Let $D([0,T],\mathbb R)$ be the space of real-valued functions on $[0,T]$ that are right continuous and have left limits (càdlàg). Equip it with the (Kolmogorov or equivalently $J_1$) $\sigma$-algebra $\mathcal D$, which is the $\sigma$-algebra generated by the cylinder sets $$ \{f\in D([0,T],\mathbb R): f(t)\in B \},\quad t\in[0,T], \, B\in \mathcal B(\mathbb R), $$ for $\mathcal B(\mathbb R)$ the Borel $\sigma$-algebra on $\mathbb R$ (see Theorem 12.5).

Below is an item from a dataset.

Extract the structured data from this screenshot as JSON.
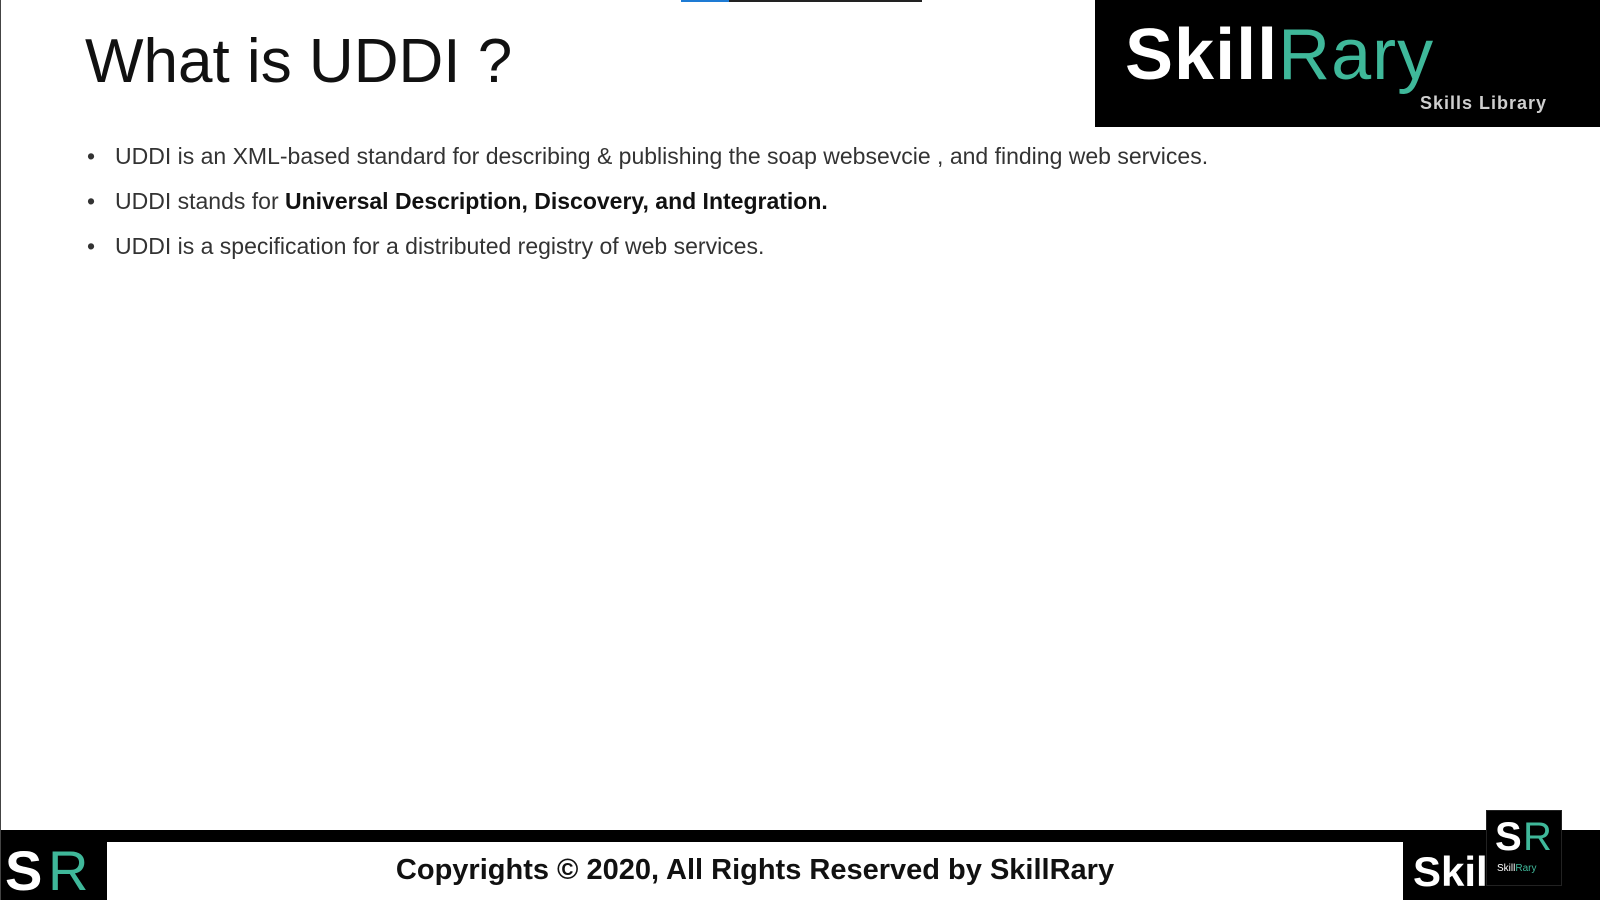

Question: Is the set $$A=\{f: f(t)>0\,\,\forall \,t\in [0,T]\}\in\mathcal D\,\, ?$$
Comments: The set $A_1=\{f: f(t)\in C\,\,\forall \,t\in [0,T]\} \in\mathcal D$ for any closed $C$ because it equals $\cap_{q\in\mathbb Q\cap[0,T]}\{f: f(q)\in C\}$ using right continuity of the $f$'s. For the question above I tried to show that $A^c=\{f:\exists \,t\in[0,T] :\, f(t)\le 0\}\in\mathcal D$ because $A^c=\{f:\exists \,t\in[0,T] :\, f(t)< 0\}\cup \{f:\exists \,t\in[0,T] :\, f(t)= 0\}$ and the first set is measurable (by the argument for $A_1$). I then tried to show that the second set is measurable, but the closest I got is $$ \bigcap_{n\in\mathbb N}\bigcup_{q\in \mathbb Q\cap [0,T]}\{f:f(q)\in B_{1/n}(0) \}\\ = \{f:\exists \,t\in[0,T] :\, f(t)= 0\,\text{or}\,f(t-)=0\}. $$ Alternatively, can one use Billingsley 1968, page 232 that shows that the map $(f,t)\mapsto f(t)$ is $\mathcal D\times \mathcal B([0,T])/\mathcal B(\mathbb R)$ measurable?